Di samping itu, Perry mengatakan ada sentimen dari penerapan Pembatasan Sosial Berskala Besar (PSBB) di berbagai daerah. Kebijakan tersebut dilihat para pelaku pasar sebagai faktor yang akan menurunkan pertumbuhan ekonomi nasional tahun ini.
"Kemudian prediksi Fitch bahwa pertumbuhan ekonomi tahun ini 2,8 persen atau lebih rendah dari tahun sebelumnya, meskipun 2,8 persen lebih tinggi dari perkiraan kami 2,3 persen," tutur Perry.
Di samping berita negatif, Perry mengungkap adanya faktor positif yang mendorong penguatan nilai tukar. Antara lain tingginya minat pasar pada lelang surat berharga negara, kemarin. Lelang itu mengumpulkan jumlah penawaran hingga Rp 44,4 triliun atau atau 2,2 kali dari target minimal.

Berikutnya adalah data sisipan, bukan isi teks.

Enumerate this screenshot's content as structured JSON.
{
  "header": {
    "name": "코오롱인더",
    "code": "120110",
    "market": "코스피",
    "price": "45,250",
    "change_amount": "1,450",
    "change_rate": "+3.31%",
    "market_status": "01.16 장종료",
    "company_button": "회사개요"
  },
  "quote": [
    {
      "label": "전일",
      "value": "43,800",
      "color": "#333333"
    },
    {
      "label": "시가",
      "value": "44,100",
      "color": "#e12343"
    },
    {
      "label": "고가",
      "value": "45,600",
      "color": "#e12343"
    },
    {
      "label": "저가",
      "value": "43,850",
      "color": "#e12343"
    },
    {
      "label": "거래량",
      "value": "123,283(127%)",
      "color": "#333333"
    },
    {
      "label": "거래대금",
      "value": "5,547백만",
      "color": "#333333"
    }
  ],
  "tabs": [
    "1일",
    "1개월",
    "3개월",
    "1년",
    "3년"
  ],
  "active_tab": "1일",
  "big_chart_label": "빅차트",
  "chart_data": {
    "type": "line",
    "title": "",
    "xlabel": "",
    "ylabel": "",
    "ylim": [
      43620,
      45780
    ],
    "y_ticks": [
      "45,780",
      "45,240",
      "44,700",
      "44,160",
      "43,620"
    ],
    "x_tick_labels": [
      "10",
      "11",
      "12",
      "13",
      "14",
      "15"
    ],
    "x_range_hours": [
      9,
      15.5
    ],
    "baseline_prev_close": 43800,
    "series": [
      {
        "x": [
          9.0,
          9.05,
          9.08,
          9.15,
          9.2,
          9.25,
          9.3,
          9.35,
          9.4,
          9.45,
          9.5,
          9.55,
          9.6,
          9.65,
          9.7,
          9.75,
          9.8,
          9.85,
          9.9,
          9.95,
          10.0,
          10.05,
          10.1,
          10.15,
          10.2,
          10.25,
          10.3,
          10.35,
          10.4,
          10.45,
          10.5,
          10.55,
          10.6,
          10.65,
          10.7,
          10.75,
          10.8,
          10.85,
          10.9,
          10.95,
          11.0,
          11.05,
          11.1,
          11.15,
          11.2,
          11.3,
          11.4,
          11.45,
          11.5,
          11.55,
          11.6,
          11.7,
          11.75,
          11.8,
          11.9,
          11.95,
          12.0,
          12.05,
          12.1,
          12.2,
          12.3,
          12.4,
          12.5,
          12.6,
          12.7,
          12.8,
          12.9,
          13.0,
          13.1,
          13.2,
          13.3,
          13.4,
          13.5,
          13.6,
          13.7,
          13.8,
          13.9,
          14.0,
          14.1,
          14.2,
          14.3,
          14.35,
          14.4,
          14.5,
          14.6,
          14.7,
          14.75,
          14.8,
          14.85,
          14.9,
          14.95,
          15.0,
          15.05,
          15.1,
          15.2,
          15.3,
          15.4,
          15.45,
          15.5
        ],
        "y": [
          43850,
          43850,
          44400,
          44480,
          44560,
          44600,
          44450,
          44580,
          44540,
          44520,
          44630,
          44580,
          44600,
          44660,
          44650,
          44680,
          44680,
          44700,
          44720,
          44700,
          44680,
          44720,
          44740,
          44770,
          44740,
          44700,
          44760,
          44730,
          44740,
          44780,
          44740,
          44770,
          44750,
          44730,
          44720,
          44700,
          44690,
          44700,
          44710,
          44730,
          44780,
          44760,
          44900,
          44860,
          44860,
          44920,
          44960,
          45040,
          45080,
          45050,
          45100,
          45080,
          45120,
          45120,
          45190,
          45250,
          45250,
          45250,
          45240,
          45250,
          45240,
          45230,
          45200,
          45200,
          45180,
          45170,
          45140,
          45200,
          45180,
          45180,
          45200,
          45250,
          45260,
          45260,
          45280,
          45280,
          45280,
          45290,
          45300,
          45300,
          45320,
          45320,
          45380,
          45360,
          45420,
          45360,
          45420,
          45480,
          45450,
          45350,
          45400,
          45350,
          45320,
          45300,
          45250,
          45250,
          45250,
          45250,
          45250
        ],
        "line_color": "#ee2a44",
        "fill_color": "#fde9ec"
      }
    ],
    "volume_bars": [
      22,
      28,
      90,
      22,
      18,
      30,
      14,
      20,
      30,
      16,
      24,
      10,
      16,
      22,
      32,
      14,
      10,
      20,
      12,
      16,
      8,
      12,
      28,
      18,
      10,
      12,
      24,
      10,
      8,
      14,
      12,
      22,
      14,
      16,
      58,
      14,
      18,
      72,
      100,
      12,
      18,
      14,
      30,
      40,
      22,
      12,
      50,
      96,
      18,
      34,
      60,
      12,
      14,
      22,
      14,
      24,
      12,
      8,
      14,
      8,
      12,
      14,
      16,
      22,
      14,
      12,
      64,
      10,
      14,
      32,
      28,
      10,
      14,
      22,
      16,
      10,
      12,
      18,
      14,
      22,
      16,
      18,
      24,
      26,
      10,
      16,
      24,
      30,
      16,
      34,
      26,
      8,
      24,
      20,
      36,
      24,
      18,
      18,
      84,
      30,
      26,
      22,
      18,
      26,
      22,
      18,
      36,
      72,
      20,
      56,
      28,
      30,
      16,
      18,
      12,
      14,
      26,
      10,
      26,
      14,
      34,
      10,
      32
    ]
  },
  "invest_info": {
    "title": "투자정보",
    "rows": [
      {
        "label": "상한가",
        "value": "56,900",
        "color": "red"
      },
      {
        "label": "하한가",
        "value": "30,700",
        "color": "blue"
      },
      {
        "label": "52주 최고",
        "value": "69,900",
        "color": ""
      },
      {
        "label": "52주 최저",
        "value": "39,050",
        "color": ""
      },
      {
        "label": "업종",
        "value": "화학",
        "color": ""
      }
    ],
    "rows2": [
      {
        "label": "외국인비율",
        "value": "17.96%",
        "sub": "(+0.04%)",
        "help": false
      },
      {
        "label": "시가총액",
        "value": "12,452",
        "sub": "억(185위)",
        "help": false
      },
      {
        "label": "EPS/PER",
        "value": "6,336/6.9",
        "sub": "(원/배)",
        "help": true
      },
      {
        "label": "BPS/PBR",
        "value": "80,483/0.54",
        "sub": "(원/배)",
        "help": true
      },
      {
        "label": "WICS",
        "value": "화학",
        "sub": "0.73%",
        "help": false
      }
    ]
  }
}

Kabar baik lainnya muncul dari luar negeri, yaitu menguatnya pasar future saham di Amerika Serikat dan Eropa. "Jadi perkembangan hari ke hari seperti itu tergantung berita," tutur Perry. "Keseluruhan trennya untuk ke depan sampai akhir tahun insya Allah rupiah stabil dan menguat ke arah 15.000 per dolar AS."